Observations of the EoR with the 21-cm hyperfine emission of neutral hydrogen (HI) promise to open an entirely new window onto the formation of the first stars, galaxies and accreting black holes. In order to characterize the weak 21-cm signal, we need to develop imaging techniques which can reconstruct the extended emission very precisely. Here, we present an inversion technique for LOFAR baselines at NCP, based on a Bayesian formalism with optimal spatial regularization, which is used to reconstruct the diffuse foreground map directly from the simulated visibility data.

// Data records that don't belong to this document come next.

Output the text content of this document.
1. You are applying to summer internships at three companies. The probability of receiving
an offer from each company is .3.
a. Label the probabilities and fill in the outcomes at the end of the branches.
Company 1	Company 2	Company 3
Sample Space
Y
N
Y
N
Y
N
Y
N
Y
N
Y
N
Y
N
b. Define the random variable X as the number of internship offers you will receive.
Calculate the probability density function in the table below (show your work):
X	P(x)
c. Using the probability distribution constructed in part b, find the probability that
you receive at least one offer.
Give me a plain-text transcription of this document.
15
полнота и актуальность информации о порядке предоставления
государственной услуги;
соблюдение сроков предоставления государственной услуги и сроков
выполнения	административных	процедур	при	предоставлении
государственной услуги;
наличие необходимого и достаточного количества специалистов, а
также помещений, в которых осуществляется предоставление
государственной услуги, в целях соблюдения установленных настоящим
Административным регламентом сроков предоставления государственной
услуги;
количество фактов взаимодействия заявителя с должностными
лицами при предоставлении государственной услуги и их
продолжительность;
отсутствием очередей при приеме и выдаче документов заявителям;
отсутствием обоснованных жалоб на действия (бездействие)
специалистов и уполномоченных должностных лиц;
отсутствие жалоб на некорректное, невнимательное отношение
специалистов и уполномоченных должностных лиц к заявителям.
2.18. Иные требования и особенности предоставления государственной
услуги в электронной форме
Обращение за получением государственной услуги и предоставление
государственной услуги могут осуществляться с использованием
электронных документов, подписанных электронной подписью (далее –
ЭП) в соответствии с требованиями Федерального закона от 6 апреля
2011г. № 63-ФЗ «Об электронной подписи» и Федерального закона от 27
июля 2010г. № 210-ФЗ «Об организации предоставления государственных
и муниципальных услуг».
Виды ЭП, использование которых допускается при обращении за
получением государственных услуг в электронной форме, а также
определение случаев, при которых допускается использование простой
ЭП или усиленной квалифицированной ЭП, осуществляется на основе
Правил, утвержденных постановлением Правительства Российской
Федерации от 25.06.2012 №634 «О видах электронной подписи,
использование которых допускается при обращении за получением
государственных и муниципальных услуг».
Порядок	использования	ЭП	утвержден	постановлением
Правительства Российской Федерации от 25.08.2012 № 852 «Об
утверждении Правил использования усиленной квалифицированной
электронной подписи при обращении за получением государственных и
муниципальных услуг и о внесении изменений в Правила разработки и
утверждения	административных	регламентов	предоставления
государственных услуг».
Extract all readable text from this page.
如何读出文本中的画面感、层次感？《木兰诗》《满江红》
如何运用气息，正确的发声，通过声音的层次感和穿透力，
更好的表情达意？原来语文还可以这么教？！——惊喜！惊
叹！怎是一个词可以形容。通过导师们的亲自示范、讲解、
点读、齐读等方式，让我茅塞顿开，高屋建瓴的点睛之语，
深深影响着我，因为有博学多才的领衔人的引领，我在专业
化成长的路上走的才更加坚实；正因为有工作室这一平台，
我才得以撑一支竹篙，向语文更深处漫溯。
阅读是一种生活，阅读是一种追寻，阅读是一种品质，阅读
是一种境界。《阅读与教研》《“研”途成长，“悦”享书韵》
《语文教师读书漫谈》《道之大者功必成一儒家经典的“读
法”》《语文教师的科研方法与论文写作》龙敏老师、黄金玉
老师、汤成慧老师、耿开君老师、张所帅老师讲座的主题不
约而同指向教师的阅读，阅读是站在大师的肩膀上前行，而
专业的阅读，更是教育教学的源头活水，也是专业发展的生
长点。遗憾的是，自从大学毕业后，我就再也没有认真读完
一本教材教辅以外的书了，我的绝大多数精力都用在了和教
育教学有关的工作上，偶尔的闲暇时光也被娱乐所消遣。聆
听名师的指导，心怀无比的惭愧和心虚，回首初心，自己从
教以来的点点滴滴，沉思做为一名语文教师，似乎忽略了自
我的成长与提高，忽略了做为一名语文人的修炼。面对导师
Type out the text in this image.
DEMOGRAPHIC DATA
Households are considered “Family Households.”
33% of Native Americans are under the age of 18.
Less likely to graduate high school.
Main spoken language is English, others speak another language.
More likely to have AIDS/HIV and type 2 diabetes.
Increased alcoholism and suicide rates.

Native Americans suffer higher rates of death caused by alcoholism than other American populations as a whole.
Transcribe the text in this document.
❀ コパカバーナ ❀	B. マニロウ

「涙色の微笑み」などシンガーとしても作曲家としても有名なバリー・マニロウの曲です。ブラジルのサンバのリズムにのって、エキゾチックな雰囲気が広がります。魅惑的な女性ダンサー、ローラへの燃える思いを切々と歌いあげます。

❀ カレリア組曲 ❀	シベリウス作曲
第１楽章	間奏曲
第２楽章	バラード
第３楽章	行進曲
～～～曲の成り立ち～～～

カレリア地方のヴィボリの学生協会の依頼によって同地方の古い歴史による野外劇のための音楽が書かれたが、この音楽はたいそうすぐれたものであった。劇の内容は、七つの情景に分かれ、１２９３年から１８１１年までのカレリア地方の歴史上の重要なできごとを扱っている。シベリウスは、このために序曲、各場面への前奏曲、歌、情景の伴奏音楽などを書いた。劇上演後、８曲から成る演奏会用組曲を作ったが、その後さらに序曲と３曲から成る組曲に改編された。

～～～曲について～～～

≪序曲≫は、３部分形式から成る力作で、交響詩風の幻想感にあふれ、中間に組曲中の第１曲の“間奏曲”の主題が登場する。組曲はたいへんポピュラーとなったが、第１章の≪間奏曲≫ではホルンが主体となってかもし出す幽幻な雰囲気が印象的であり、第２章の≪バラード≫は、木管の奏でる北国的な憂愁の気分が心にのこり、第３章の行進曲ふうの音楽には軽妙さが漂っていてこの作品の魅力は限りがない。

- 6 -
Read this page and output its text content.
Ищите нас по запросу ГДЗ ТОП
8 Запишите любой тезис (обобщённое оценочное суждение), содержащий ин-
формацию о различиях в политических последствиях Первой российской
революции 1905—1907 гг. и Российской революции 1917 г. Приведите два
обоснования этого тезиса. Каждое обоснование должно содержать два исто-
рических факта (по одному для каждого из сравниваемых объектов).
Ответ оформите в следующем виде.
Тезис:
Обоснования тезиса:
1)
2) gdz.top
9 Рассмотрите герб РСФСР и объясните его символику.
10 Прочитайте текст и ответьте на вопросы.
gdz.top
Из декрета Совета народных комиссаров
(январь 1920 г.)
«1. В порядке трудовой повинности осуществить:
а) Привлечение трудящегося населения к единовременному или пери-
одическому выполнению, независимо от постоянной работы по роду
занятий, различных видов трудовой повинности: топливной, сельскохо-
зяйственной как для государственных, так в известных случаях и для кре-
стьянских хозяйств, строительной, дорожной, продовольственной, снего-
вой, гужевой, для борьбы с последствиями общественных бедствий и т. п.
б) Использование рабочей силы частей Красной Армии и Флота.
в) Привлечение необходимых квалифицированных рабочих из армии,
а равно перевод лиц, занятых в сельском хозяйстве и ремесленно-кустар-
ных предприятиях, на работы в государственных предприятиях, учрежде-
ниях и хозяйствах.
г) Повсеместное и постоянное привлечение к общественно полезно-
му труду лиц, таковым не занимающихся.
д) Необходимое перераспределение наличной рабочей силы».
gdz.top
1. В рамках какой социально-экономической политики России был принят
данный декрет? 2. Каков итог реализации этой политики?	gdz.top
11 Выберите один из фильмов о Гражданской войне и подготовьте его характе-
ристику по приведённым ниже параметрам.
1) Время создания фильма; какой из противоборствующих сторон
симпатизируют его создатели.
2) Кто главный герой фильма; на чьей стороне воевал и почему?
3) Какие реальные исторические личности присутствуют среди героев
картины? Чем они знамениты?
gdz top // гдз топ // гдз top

We notice the spatial regularization de-noises the images to a large extent, allowing one to recover the 21-cm power-spectrum over a considerable $k_{\perp}-k_{\para}$ space in the range of $0.03\,{\rm Mpc^{-1}}<k_{\perp}<0.19\,{\rm Mpc^{-1}}$ and $0.14\,{\rm Mpc^{-1}}<k_{\para}<0.35\,{\rm Mpc^{-1}}$ without subtracting the noise power-spectrum. We find that, in combination with using the GMCA, a non-parametric foreground removal technique, we can mostly recover the spherically average power-spectrum within $2\sigma$ statistical fluctuations for an input Gaussian random rms noise level of $60 \, {\rm mK}$ in the maps after 600 hrs of integration over a $10 \, {\rm MHz}$ bandwidth.